What a difference new (and hopefully) stable ownership makes.
Only days after getting a reprieve from Glendale City Council that will keep them in Arizona for the next five years, the Phoenix Coyotes jumped into the NHL free-agent market, landing the highest-scoring player available: centre Mike Ribeiro.
Ribeiro played for Coyotes head coach Dave Tippett in Dallas from 2006-09, which was a factor in his decision, but so were the dollars general manager Don Maloney could spend. In this case, US$22-million over four years, plus the stability of knowing the team was staying and playing in Arizona.
“Normally, we’re hitting the phones begging: ‘Will you please come and take a leap of faith?’” Maloney said with a rueful laugh Friday, “And that just gets old after a while. This was such a totally different experience.
“It just made our life 100-per-cent easier. Now, it was just a matter of ‘who do we want?’ and ‘what can we afford?’ There wasn’t any discussion of where we’re going to play. So that was a good thing.”
The Coyotes were like a lot of Western Conference teams at the end of the first day of free agency, shuffling pieces in and out, and hoping they got a little better overall.
They lost backup goaltender Jason Labarbera to the Edmonton Oilers, but replaced him with Thomas Greiss, the former San Jose Sharks backup. They also lost checking centre Boyd Gordon to the Oilers, but replaced him with Ribeiro, a far-more dynamic player, who – according to Maloney – gives them the play making centre they’ve been seeking for the past six years.
The Winnipeg Jets got in on the action, acquiring right-winger Devin Setoguchi from the Minnesota Wild for a second-round pick in the 2014 draft.
The Oilers were the most active Canadian team in the West, adding defenceman Andrew Ference (Boston Bruins) on a four-year, $13-million contract. Ference is from Sherwood Park, Alta., and tweeted a picture of himself as a young child, wearing an Oilers sweater, just before the announcement of his signing became official.
He and his wife have family in the area, so there was a lot of compelling off-ice reasons for Ference to sign there.

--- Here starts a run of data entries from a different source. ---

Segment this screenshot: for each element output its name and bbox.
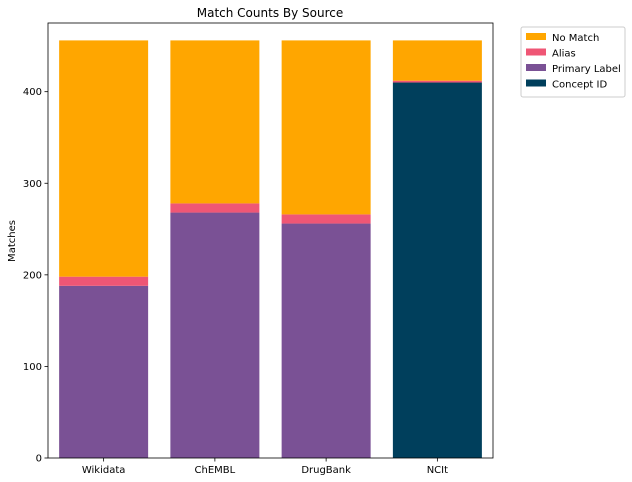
plot-frame [47,22,494,459]
legend-label-primary-label: Primary Label [552,64,621,75]
legend-swatch-no-match [526,33,546,40]
bar-primary-label-wikidata [59,285,149,458]
bar-concept-id-ncit [392,82,482,458]
legend-label-no-match: No Match [552,33,599,44]
bar-primary-label-drugbank [281,223,371,458]
legend: No Match Alias Primary Label Concept ID [520,26,626,98]
legend-label-alias: Alias [552,49,576,60]
y-axis-label: Matches [7,220,18,262]
x-tick-label: ChEMBL [195,465,236,476]
legend-box [520,26,626,98]
y-tick-label: 100 [23,362,42,373]
legend-swatch-alias [526,48,546,56]
bar-alias-chembl [170,203,260,213]
x-tick-label: NCIt [427,465,448,476]
y-tick-label: 400 [23,87,42,98]
x-tick-label: Wikidata [82,465,126,476]
axes-group: 0 100 200 300 400 Wikidata ChEMBL DrugBank NCIt [23,22,494,476]
y-tick-label: 300 [23,179,42,190]
bar-no-match-drugbank [281,40,371,215]
bar-alias-wikidata [59,276,149,286]
bar-primary-label-chembl [170,212,260,458]
bars-group [59,40,482,458]
y-tick-label: 0 [36,454,42,465]
legend-swatch-concept-id [526,79,546,87]
x-tick-label: DrugBank [301,465,351,476]
bar-no-match-wikidata [59,40,149,277]
legend-swatch-primary-label [526,64,546,71]
bar-alias-drugbank [281,214,371,224]
legend-label-concept-id: Concept ID [552,80,607,91]
bar-no-match-ncit [392,40,482,81]
bar-no-match-chembl [170,40,260,204]
bar-alias-ncit [392,80,482,83]
chart-title: Match Counts By Source [197,6,344,20]
y-tick-label: 200 [23,270,42,281]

But the overriding decision was the Oilers’ potential – a team that has invested four seasons into a scorched-earth rebuilding program and has missed the playoffs for the last seven.

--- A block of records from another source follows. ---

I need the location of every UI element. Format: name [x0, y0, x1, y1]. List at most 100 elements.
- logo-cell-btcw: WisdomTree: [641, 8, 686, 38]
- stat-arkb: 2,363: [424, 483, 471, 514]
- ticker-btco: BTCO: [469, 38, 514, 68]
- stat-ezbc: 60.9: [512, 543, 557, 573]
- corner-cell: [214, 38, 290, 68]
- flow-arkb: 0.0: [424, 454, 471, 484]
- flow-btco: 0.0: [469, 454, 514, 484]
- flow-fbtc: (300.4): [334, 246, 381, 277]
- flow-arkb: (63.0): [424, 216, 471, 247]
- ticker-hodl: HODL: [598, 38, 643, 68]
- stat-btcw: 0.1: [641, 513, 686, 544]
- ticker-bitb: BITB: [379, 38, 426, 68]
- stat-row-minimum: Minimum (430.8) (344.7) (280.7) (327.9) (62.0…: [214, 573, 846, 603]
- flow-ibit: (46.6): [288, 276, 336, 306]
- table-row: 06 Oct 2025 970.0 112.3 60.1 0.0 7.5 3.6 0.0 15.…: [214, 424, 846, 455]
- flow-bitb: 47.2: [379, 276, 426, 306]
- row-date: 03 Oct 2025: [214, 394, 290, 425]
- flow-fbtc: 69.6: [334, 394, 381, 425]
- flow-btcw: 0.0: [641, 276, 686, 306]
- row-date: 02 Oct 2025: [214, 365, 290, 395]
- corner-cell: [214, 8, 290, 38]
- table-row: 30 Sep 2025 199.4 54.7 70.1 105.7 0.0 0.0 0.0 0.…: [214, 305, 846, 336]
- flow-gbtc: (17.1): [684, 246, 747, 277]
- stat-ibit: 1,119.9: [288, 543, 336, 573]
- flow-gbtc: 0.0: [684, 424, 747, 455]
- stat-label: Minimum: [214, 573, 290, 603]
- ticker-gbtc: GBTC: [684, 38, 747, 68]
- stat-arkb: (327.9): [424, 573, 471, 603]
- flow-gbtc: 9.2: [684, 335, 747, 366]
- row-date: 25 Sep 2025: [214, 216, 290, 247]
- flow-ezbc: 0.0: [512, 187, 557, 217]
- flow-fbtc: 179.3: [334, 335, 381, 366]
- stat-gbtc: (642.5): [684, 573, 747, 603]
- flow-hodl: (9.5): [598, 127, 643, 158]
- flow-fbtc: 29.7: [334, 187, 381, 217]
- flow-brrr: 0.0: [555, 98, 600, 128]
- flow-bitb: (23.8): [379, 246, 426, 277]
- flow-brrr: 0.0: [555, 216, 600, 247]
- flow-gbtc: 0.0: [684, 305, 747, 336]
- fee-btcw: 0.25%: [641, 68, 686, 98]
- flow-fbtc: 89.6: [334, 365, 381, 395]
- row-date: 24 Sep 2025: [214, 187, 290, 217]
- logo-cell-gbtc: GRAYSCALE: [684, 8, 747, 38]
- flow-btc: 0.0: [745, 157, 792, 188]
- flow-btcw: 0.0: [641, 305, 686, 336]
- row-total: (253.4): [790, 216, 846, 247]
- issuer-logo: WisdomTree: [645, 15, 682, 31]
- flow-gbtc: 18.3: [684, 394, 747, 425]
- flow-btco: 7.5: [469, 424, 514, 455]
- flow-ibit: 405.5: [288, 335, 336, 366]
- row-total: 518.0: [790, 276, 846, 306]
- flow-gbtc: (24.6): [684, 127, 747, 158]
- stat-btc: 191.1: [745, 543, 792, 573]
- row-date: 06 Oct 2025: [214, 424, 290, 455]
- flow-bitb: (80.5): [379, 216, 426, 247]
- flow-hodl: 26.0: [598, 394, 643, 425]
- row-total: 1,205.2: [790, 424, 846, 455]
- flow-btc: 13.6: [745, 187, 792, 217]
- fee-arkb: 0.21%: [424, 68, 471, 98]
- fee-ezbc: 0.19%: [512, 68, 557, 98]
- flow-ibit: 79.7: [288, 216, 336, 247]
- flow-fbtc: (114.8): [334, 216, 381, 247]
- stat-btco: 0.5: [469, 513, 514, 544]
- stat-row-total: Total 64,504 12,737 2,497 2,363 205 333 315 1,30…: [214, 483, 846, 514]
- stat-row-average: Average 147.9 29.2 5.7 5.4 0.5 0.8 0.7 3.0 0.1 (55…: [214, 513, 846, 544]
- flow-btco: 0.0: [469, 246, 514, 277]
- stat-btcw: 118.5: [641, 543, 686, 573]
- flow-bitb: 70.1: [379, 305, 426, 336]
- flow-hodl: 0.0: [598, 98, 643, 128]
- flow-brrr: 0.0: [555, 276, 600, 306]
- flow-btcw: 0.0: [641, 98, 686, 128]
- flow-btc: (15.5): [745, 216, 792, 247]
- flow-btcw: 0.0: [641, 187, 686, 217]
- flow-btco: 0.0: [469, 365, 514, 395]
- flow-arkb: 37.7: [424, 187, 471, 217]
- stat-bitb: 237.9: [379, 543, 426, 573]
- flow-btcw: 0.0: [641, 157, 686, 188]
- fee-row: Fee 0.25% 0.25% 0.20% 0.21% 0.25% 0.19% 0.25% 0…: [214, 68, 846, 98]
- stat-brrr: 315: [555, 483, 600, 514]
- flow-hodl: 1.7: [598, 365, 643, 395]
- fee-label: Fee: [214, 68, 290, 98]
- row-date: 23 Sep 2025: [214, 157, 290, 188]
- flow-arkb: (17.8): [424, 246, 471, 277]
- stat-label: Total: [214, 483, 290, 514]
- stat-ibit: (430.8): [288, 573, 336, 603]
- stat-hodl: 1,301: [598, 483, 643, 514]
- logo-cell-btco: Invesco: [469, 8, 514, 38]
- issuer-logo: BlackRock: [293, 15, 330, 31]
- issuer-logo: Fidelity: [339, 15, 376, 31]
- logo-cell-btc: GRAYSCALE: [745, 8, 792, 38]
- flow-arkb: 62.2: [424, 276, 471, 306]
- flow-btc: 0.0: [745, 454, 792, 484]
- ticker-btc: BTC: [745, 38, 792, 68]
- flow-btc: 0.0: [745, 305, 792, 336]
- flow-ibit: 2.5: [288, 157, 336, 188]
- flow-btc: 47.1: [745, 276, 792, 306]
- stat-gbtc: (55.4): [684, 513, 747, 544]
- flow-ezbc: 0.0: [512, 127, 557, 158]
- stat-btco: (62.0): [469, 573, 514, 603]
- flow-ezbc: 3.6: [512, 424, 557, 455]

In Ference, the Oilers get a relatively undersized defenceman who nevertheless has played in three Stanley Cup finals since 2004 (two with the Bruins, one with the Calgary Flames). He became expendable in Boston largely for salary cap reasons, but also because the Bruins had a handful of NHL-ready defencemen in their player pipeline.
Gordon will replace Eric Belanger on the Oilers roster as a penalty-killing and faceoff specialist, while Labarbera will be the backup to No. 1 goalie Devin Dubnyk. The Oilers also completed a trade that sent captain Shawn Horcoff to the Dallas Stars for defenceman Philip Larsen and a 2016 seventh-round draft choice.
The fact the Oilers could trade Horcoff rather than issue him a compliance buyout had a lot to do with the structure of his contract, which was heavily front-loaded. While it carries a salary-cap charge of $5.5-million, the actual dollar amounts he will receive for the next two years are $4-million and $3-million respectively.
For a team such as Dallas, which won’t be spending to the cap any time soon, the extra cap charge doesn’t matter at all. In fact, it was just two seasons ago, when the Stars had to add players in order just to spend to the salary cap floor.
The additions will help Edmonton GM Craig MacTavish reshape his team, but do not represent the sort of “bold” moves he promised when he took over from Steve Tambellini.
All-sports cable TV channel TSN calculated $360-million had been committed to 52 players through the supper hour, which was about $140-million ahead of last year’s pace.
A year ago, however, the biggest dominoes, Zach Parise and Ryan Suter (both to the Wild), didn’t fall right away. They eventually added almost $200-million to the overall spending tally, which never seems to abate, no matter how many player lockouts they go through.
Ference and others were able to make their decisions more quickly this time around because of a two-day negotiating window written into the new collective agreement, which permitted prospective free agents to speak to potential suitors before the signing window officially opened.
The only thing that didn’t change: Players continued to reap huge financial rewards and Maloney, for one, said he didn’t expect to see that change any time soon.
“The cap for next season is artificially in place,” the GM said. “After that, when we did our projections of where it’s going, nobody seems to think it’s going down. When you start adding the really great job the NHL has done in marketing the sport – adding in the outdoor games and the Winter Classics and all the different revenue-generating possibilities – who knows where the cap goes, which is directly related to revenues?
“If I’ve learned anything in the last two days, if you have anybody you like, you better sign them sooner rather than later – and don’t let them get close to free agency.”